I followed this spare novel with one of vast proportions (728 pages of small type!): Blonde, by Joyce Carol Oates. I finished this last night and in a word: wow. I’ve not read Oates before—I find her style generally too gothic for my taste—but I respect her greatly as a writer, and I’d read that this novel, a novel about Marilyn Monroe, was her best.

It is a stunning—stunning—experience. Oates’ gothic, feverish, hallucinatory style is perfectly suited to the subject of Monroe. As a writer, Oates is fearless: there is nothing that she shrinks from. I wouldn’t have had the courage, personally, to write certain (awful!) scenes—especially those involving JFK (thinking of Caroline).

The characters are never named, interestingly: “the Ex-Athlete” is Joe DeMaggio, “the Playwright” is Arthur Miller, “the President” is JFK, for example. This was possibly a legal consideration, but, more importantly, it lent itself to the mythic feel of the novel.

It’s hard to create sympathy for an addict—drunks are notoriously impossible for the writer of fiction to portray sympathetically, for example—but I’ve come away from this novel with a great sympathy and respect for Monroe.

As always, I’m curious about what was not included: this is always key. Nothing about the Mafia lovers, nothing about her secretary. Certainly there were lovers enough, and a staff would have interfered with the image of Marilyn so very alone.

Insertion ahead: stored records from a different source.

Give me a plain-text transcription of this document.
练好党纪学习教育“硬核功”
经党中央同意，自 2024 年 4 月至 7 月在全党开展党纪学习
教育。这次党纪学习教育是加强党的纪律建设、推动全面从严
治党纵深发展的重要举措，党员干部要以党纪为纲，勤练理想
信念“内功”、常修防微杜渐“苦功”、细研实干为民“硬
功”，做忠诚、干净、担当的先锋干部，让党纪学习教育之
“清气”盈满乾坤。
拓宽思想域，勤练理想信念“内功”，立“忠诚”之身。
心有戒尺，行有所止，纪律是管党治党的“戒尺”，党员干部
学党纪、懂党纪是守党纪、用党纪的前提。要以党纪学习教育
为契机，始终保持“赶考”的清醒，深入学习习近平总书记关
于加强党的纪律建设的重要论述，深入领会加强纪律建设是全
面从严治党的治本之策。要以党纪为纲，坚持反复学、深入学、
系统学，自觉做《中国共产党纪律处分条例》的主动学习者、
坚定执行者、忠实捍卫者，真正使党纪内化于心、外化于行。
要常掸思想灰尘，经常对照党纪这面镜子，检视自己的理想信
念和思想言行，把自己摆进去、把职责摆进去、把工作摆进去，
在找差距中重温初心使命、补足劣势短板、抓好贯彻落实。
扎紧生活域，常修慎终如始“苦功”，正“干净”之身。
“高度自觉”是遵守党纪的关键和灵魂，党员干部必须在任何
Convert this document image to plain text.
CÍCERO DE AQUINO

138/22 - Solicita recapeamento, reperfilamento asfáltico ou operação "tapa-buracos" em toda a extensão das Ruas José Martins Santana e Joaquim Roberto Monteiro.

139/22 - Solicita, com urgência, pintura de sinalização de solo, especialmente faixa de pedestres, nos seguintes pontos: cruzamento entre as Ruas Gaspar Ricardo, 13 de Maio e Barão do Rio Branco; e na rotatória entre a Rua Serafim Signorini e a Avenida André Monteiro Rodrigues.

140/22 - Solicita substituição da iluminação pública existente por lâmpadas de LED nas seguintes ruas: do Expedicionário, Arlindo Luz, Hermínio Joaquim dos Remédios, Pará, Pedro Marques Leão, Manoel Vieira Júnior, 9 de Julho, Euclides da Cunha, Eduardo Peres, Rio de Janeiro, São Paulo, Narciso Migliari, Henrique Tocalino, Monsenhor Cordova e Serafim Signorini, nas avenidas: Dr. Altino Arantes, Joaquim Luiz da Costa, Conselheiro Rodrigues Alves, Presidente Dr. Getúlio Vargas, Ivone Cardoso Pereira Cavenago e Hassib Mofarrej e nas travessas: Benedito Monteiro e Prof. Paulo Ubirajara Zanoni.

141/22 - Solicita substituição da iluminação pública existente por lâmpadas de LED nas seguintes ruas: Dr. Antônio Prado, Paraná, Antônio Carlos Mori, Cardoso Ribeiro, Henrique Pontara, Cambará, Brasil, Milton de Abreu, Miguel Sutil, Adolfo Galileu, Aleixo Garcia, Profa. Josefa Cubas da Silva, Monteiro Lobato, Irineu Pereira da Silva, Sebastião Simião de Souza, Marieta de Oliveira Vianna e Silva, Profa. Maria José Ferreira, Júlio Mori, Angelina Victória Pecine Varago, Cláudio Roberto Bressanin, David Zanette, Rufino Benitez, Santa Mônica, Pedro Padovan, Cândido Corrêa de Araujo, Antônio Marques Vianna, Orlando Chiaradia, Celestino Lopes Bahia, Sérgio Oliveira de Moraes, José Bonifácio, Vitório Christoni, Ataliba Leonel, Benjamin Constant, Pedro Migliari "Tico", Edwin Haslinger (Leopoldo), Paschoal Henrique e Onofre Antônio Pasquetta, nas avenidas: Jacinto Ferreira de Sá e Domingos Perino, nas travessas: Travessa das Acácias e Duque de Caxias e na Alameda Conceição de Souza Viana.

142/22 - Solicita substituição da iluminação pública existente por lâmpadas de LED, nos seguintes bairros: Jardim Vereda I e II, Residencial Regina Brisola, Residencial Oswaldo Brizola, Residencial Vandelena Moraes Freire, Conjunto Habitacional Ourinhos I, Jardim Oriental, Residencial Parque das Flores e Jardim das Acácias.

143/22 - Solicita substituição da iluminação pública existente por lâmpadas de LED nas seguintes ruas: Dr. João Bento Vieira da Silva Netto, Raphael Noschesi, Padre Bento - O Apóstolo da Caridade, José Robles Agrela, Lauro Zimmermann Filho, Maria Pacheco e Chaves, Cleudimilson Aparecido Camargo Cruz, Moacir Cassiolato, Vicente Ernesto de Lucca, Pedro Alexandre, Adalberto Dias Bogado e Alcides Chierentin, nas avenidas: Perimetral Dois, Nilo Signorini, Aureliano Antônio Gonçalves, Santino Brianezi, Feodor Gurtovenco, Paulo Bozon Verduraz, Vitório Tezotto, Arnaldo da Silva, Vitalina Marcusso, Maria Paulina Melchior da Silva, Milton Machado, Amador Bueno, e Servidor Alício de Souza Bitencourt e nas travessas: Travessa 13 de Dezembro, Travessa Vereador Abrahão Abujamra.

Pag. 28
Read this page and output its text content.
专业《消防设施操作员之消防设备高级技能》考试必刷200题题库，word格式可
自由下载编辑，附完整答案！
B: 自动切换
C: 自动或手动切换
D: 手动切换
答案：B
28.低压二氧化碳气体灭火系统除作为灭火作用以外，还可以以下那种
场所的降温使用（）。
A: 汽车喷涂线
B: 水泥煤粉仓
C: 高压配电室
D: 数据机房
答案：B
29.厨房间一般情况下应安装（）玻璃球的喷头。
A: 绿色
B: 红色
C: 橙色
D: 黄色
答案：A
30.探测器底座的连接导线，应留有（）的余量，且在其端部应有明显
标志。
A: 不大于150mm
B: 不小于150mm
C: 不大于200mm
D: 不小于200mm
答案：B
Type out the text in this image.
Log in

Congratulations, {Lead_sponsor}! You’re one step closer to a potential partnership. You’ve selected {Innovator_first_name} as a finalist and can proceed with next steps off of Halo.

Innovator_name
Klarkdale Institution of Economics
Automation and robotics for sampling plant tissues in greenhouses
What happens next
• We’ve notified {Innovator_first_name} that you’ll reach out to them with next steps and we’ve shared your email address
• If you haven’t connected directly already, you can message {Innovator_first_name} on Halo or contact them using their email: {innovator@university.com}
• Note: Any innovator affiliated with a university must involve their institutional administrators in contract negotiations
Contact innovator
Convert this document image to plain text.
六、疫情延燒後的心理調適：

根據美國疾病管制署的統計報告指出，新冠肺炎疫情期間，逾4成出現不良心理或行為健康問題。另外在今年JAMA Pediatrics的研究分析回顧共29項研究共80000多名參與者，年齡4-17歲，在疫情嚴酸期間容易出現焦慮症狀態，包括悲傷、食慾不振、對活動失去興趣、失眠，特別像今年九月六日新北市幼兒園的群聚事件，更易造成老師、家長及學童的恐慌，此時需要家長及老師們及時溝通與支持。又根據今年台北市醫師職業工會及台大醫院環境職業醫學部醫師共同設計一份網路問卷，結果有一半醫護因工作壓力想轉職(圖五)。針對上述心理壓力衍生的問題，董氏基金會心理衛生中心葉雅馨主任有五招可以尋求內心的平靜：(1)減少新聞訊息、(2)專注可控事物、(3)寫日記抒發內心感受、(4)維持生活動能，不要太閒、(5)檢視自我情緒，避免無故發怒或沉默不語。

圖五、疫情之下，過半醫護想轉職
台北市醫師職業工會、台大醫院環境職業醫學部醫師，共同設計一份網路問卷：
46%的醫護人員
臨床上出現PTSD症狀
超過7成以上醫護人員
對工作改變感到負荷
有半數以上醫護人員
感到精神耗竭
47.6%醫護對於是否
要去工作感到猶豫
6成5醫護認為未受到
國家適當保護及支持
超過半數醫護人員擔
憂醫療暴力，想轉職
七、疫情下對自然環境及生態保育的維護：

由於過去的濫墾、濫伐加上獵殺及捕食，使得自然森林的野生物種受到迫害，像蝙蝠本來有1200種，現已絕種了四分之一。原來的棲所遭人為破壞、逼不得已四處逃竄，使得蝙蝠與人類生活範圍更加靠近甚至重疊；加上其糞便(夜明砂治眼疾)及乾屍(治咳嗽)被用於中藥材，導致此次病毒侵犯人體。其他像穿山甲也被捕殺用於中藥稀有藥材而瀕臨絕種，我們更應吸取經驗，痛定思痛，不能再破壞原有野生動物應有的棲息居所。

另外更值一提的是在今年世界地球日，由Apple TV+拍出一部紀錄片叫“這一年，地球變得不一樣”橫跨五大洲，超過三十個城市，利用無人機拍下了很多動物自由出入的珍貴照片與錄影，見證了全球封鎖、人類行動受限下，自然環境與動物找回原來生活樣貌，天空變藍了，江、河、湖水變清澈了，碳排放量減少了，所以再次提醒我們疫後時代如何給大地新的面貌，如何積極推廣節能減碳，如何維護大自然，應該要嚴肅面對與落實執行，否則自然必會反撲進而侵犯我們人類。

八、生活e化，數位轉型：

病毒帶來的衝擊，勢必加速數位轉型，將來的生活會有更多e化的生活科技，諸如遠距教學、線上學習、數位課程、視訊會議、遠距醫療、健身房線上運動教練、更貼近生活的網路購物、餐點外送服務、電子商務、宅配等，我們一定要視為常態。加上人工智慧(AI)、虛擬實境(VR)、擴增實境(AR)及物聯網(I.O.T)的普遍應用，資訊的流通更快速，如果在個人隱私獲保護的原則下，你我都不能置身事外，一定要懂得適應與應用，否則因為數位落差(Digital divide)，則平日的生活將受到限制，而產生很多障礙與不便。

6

I believe that Author’s Notes are very important with respect to a fact-baced fiction. The reader needs to know: Where do we stand? What’s fact? What’s fiction? Can I trust you (the author)? Oates states:

Blonde is a radically distilled “life” in the form of fiction, and, for all it’s length, synecdoche is the principle of appropriation.

(Okay, I had to look up synecdoche: a figure of speech in which the part is made to represent the whole or vice-versa.)

Oates makes it clear that instead of many lovers, abortions, medical crisis, she will focus on a select few. With any biographical fiction, one must cut away, cut away, cut away to get at the essence, in order to bring a life to life.

Biographical facts regarding Marilyn Monroe should be sought not in Blonde, which is not intended as a historic document, but in biographies of the subject.

I appreciate her clarity, but what Oates has done, I’m quite convinced, is recreate Monroe’s spirit. An amazing work.